Ступени к чуду - Борис Семенович Сандлер
Люди — не одного ли дерева листья?
— В добрый час, — шептал он сквозь сон, — в добрый час…
У зеркала
Рассказ
Рае
Суламифь проснулась среди ночи от томительного напева, раздавшегося в ее сне.
«Вот и пришел час», — подумала она.
Встав с постели, она зажгла свечу и как была, в длинной, до пят, рубашке, подошла к зеркалу.
Большое прямоугольное зеркало, запыленное тоской, напоминало запертую дверь, через которую ушли когда-то в вечность прошлые поколения.
Слабый обморочный свет свечи упал на поверхность стекла, вцепился в завесу тьмы, разодрал ее надвое. Старуха, похожая на высохшую яблоню, вдруг шагнула вперед, к Суламифи. Ее желтое сморщенное лицо походило на клочок пергаментного свитка, сохранившего лишь конец некой древней истории.
Суламифь стояла у зеркала, вглядываясь в пустые глаза старухи, словно в колодец, где не осталось ни капли воды. «Да, — кольнуло в сердце, — пришел час».
Испуганная тень вздрогнула, скользнула по потолку и забилась в угол комнаты. Старуха повернулась спиной к Суламифи и утонула во тьме.
Суламифь вернулась к постели и вытащила из-под изголовья кусок сложенного белого полотна.
Не впервые собиралась она в последний путь. Но где там — жизнь ее не отпускала. Она — женщина, мать — тянула за собой, как бечевщик, золотую нить поколений. Сколько раз эта нить рвалась, и кому, как не ей, надлежало терпеливо связывать исцарапанными в кровь пальцами разорванные концы, чтобы пить поколений вилась дальше! Сколько таких окровавленных узлов можно насчитать на этой древней нити! Тяжелые испытания выпали на долю ее детищ — ее плодов, то сладких, то терпких, которые зрели под ее сердцем долгие месяцы, прежде чем увидеть солнце. Суламифь хорошо знала цену материнским мукам и материнскому терпению. Но что может быть выше в этом мире той благословенной минуты, когда затрепещет между обессиленных коленей живой комок плоти и с искусанных губ сорвется самая святая молитва: «Мое дитя, мой бог!»

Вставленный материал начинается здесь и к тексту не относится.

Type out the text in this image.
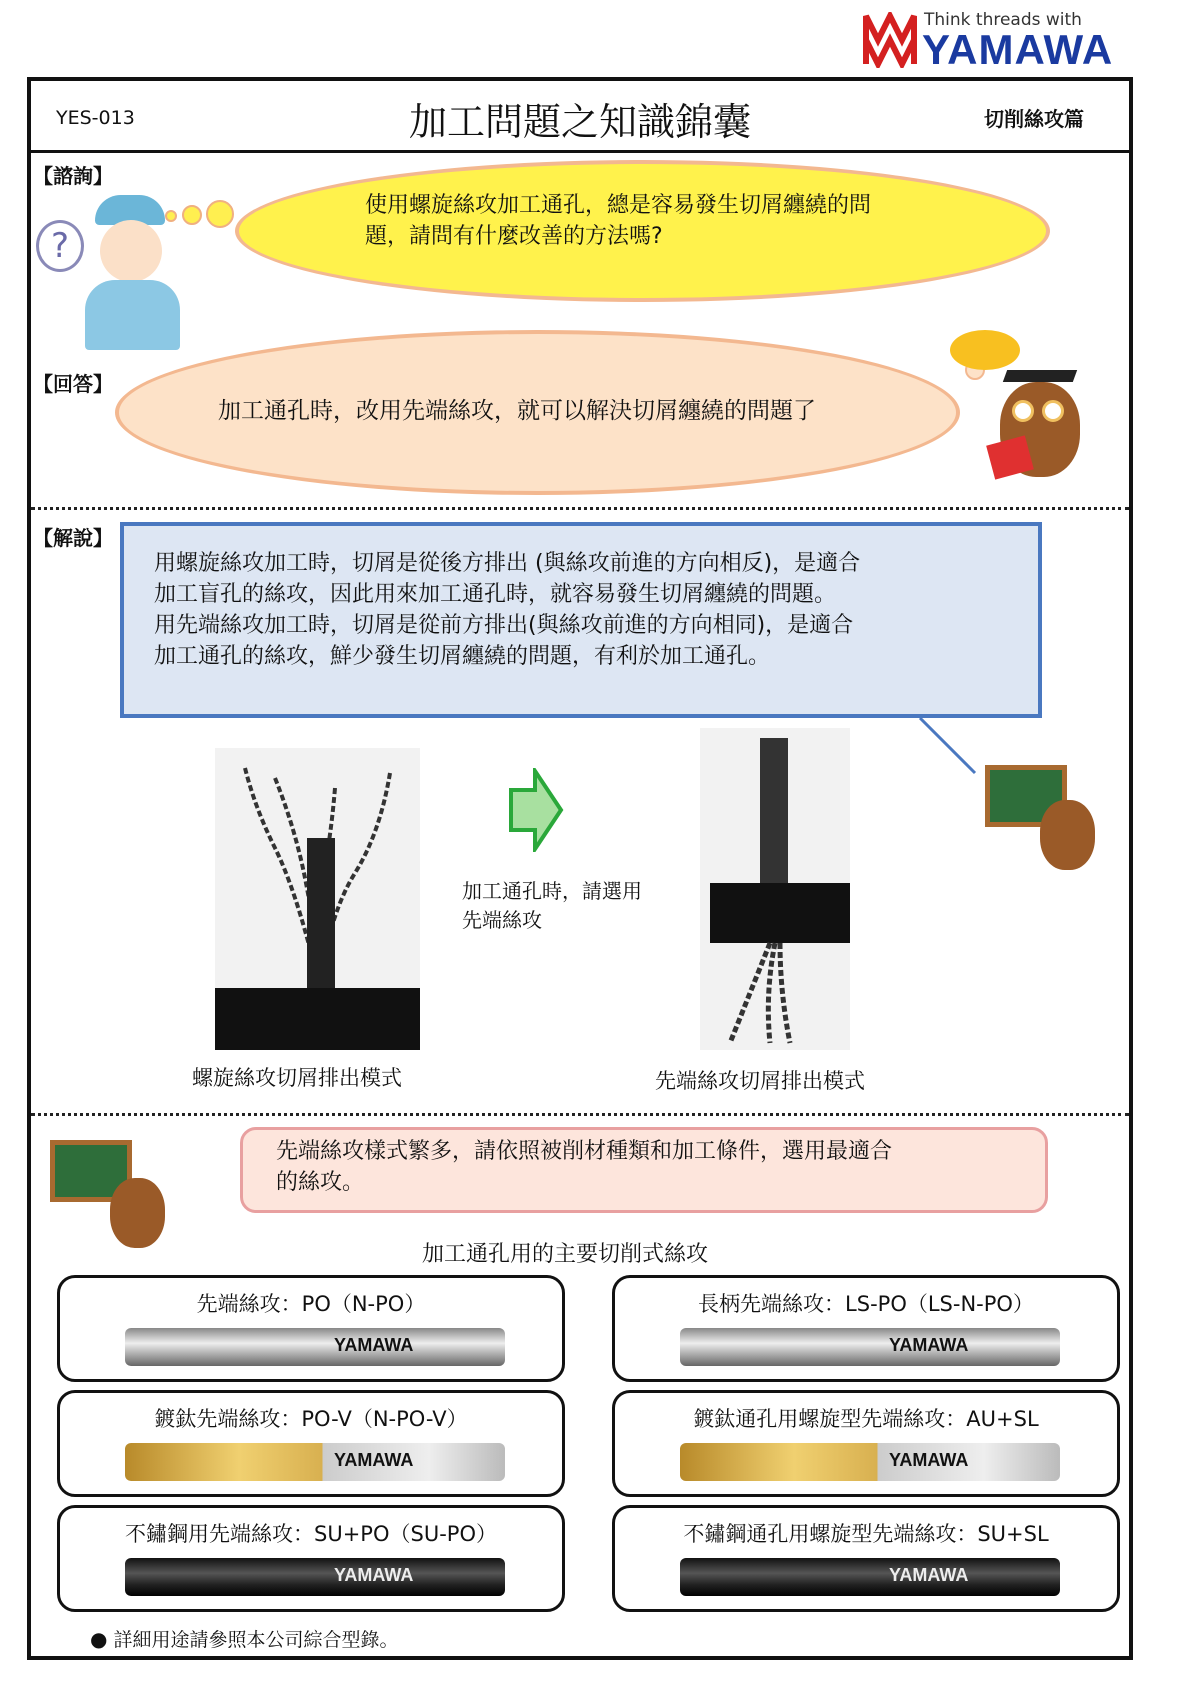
Think threads with
YAMAWA
YES-013	加工問題之知識錦囊	切削絲攻篇
【諮詢】
?
使用螺旋絲攻加工通孔，總是容易發生切屑纏繞的問
題，請問有什麼改善的方法嗎?
【回答】
加工通孔時，改用先端絲攻，就可以解決切屑纏繞的問題了
【解說】
用螺旋絲攻加工時，切屑是從後方排出 (與絲攻前進的方向相反)，是適合
加工盲孔的絲攻，因此用來加工通孔時，就容易發生切屑纏繞的問題。
用先端絲攻加工時，切屑是從前方排出(與絲攻前進的方向相同)，是適合
加工通孔的絲攻，鮮少發生切屑纏繞的問題，有利於加工通孔。
加工通孔時，請選用
先端絲攻
螺旋絲攻切屑排出模式	先端絲攻切屑排出模式
先端絲攻樣式繁多，請依照被削材種類和加工條件，選用最適合
的絲攻。
加工通孔用的主要切削式絲攻
先端絲攻：PO（N-PO）
YAMAWA
長柄先端絲攻：LS-PO（LS-N-PO）
YAMAWA
鍍鈦先端絲攻：PO-V（N-PO-V）
YAMAWA
鍍鈦通孔用螺旋型先端絲攻：AU+SL
YAMAWA
不鏽鋼用先端絲攻：SU+PO（SU-PO）
YAMAWA
不鏽鋼通孔用螺旋型先端絲攻：SU+SL
YAMAWA
● 詳細用途請參照本公司綜合型錄。
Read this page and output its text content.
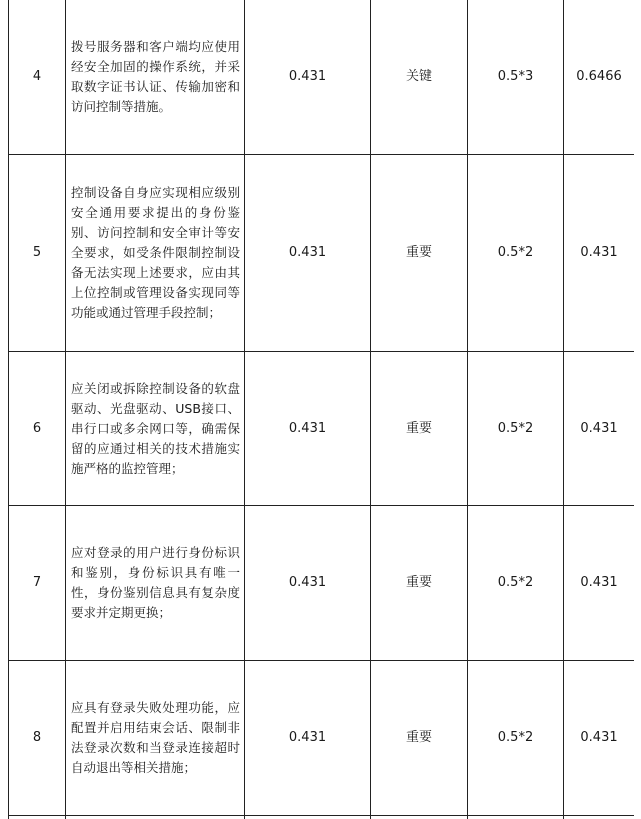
4	拨号服务器和客户端均应使用经安全加固的操作系统，并采取数字证书认证、传输加密和访问控制等措施。	0.431	关键	0.5*3	0.6466
5	控制设备自身应实现相应级别安全通用要求提出的身份鉴别、访问控制和安全审计等安全要求，如受条件限制控制设备无法实现上述要求，应由其上位控制或管理设备实现同等功能或通过管理手段控制；	0.431	重要	0.5*2	0.431
6	应关闭或拆除控制设备的软盘驱动、光盘驱动、USB接口、串行口或多余网口等，确需保留的应通过相关的技术措施实施严格的监控管理；	0.431	重要	0.5*2	0.431
7	应对登录的用户进行身份标识和鉴别，身份标识具有唯一性，身份鉴别信息具有复杂度要求并定期更换；	0.431	重要	0.5*2	0.431
8	应具有登录失败处理功能，应配置并启用结束会话、限制非法登录次数和当登录连接超时自动退出等相关措施；	0.431	重要	0.5*2	0.431
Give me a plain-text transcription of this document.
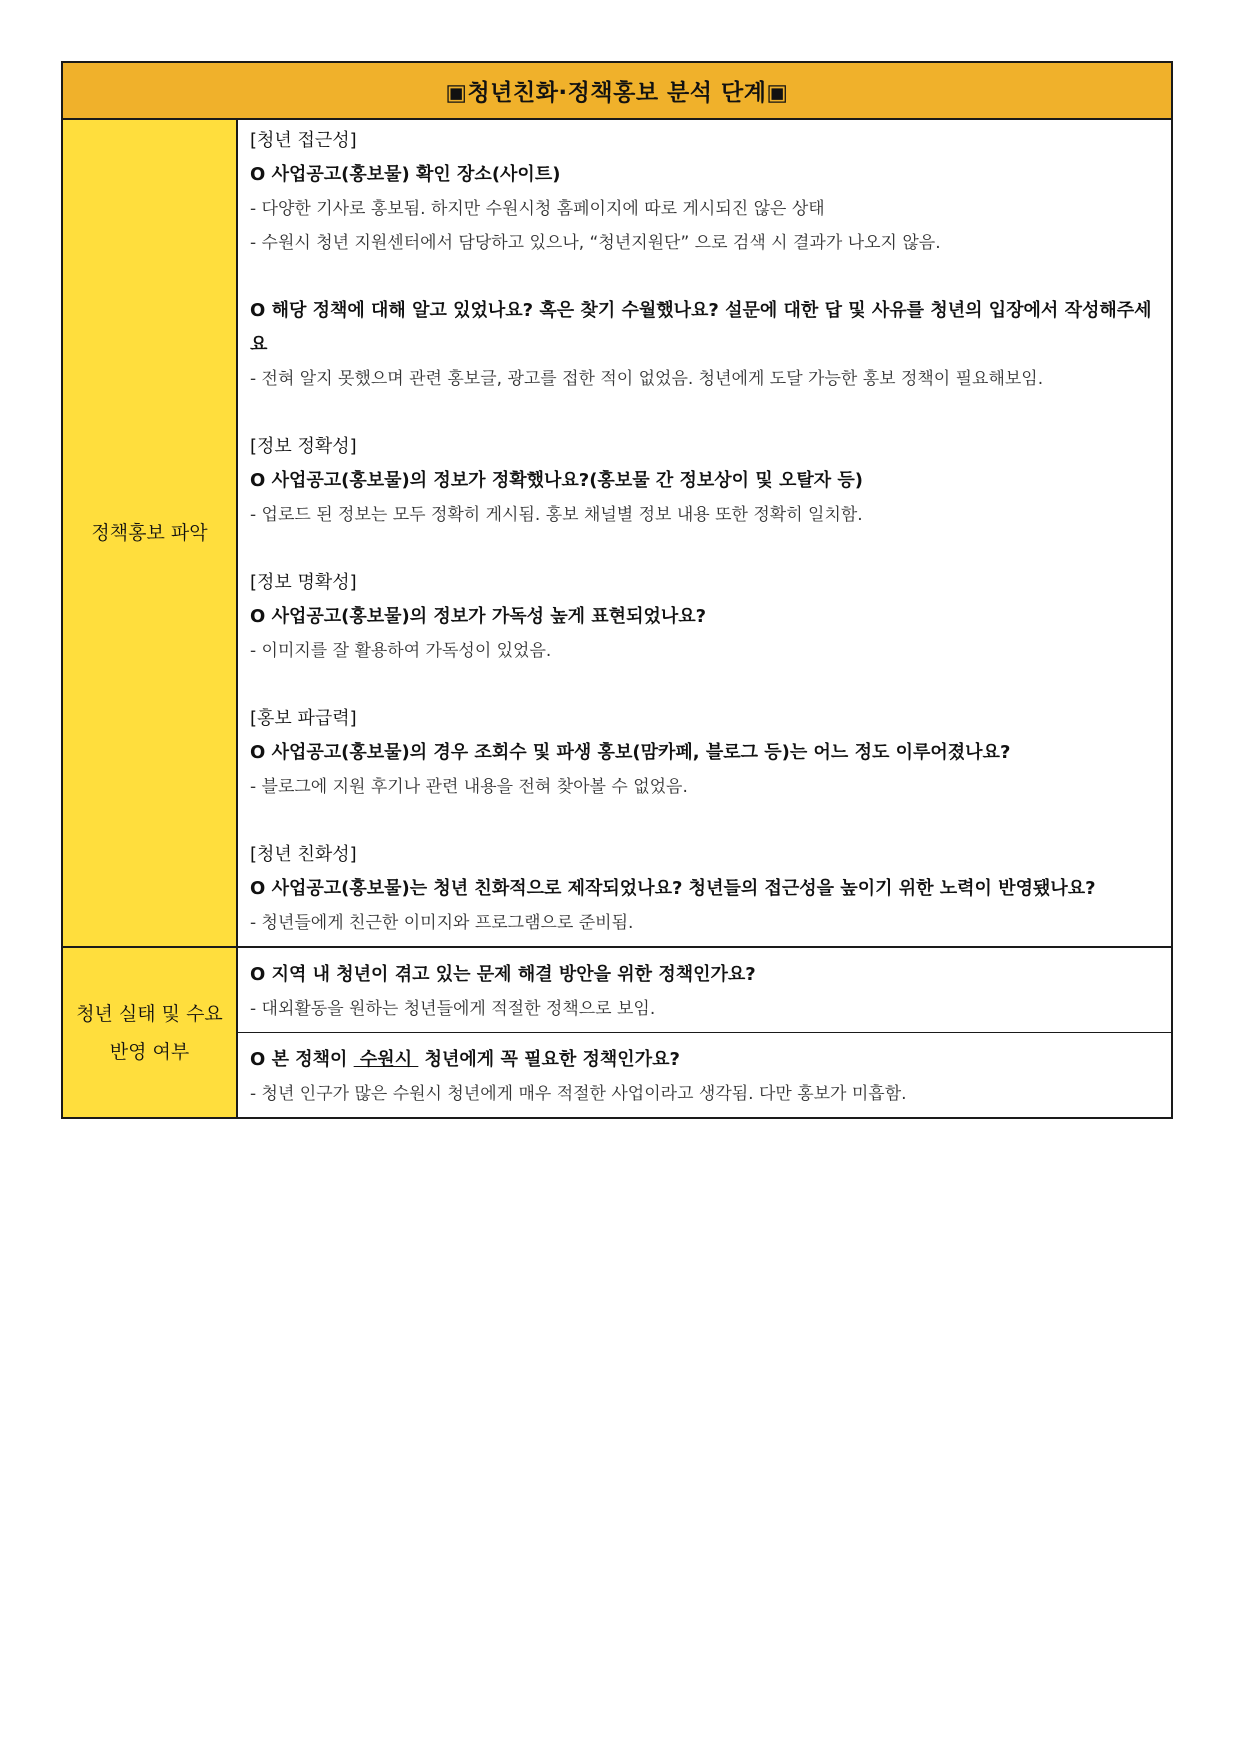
▣청년친화·정책홍보 분석 단계▣
정책홍보 파악
[청년 접근성]
O 사업공고(홍보물) 확인 장소(사이트)
- 다양한 기사로 홍보됨. 하지만 수원시청 홈페이지에 따로 게시되진 않은 상태
- 수원시 청년 지원센터에서 담당하고 있으나, “청년지원단” 으로 검색 시 결과가 나오지 않음.
O 해당 정책에 대해 알고 있었나요? 혹은 찾기 수월했나요? 설문에 대한 답 및 사유를 청년의 입장에서 작성해주세요
- 전혀 알지 못했으며 관련 홍보글, 광고를 접한 적이 없었음. 청년에게 도달 가능한 홍보 정책이 필요해보임.
[정보 정확성]
O 사업공고(홍보물)의 정보가 정확했나요?(홍보물 간 정보상이 및 오탈자 등)
- 업로드 된 정보는 모두 정확히 게시됨. 홍보 채널별 정보 내용 또한 정확히 일치함.
[정보 명확성]
O 사업공고(홍보물)의 정보가 가독성 높게 표현되었나요?
- 이미지를 잘 활용하여 가독성이 있었음.
[홍보 파급력]
O 사업공고(홍보물)의 경우 조회수 및 파생 홍보(맘카페, 블로그 등)는 어느 정도 이루어졌나요?
- 블로그에 지원 후기나 관련 내용을 전혀 찾아볼 수 없었음.
[청년 친화성]
O 사업공고(홍보물)는 청년 친화적으로 제작되었나요? 청년들의 접근성을 높이기 위한 노력이 반영됐나요?
- 청년들에게 친근한 이미지와 프로그램으로 준비됨.
청년 실태 및 수요
반영 여부
O 지역 내 청년이 겪고 있는 문제 해결 방안을 위한 정책인가요?
- 대외활동을 원하는 청년들에게 적절한 정책으로 보임.
O 본 정책이  수원시  청년에게 꼭 필요한 정책인가요?
- 청년 인구가 많은 수원시 청년에게 매우 적절한 사업이라고 생각됨. 다만 홍보가 미흡함.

Суламифь развернула полотно, разорвала его на четыре части и, продев белую нитку в ушко иглы, принялась шить погребальные одежды. «Лучше всего вспоминать о прожитой жизни, когда шьешь саван», — подумала она.
Суламифь давно уже забыла счет своим годам, забыла, что время делится на дни и ночи, на недели и месяцы. Бывало, целыми днями металась она из угла в угол дома, перекладывая белое полотно с места на место, точно прятала его от самой себя. Даже ночью, во сне, ей не было покоя, и она одиноко бродила в стране видений.
Сегодняшний сон вывел ее на узкую тропинку, усыпанную еще горячим пеплом. Вдоль тропинки стояли с обеих сторон люди в белых одеяниях и держали в руках зажженные свечи. Пепел обжигал босые ступни Суламифи. Вглядываясь в бледные лица, она узнавала в них тех людей, с которыми делила некогда воздух и хлеб. Их уже давно не было на белом свете.
— Иди, Суламифь, — шептали они, не поднимая глаз, — иди, не оглядывайся…
И она шла, не чувствуя, казалось, ожогов пепла. Иди, не оглядывайся… Вдруг она услышала его голос. Он пел ту же песню, что и тогда, на винограднике, при первой встрече, когда они оба еще были молоды и красивы, как жизнь.
Суламифь остановилась в оцепенении. Неужели она прошла и не заметила его? А может быть — не узнала?.. Она не утерпела и оглянулась. Песня тут же смолкла. На том месте, где только что стояли люди со свечами в руках, теперь безмятежно паслись белые козы…
Суламифь шила погребальные одежды и размышляла: «В этот мир человек приходит нагим и беззащитным, хотя жизнь его ждет нелегкая. Когда же наступает последний час, он спешит приготовить себе саван. Видно, и там, на том свете, не легче…»
Игла в ее пальцах сновала, торопилась, как серебряная лодочка к последнему вечному берегу.
Пора было одеваться.
Суламифь снова подошла к зеркалу и едва не столкнулась лицом к лицу со старухой. Та уже высматривала ее: вся обнаженная, стояла она напротив Суламифи; тощие ребра, точно проржавевшие обручи, нависали над запавшим животом — опустевшим сосудом. Песня, птица юности, всматриваясь и вслушиваясь, тихо парила над их головами.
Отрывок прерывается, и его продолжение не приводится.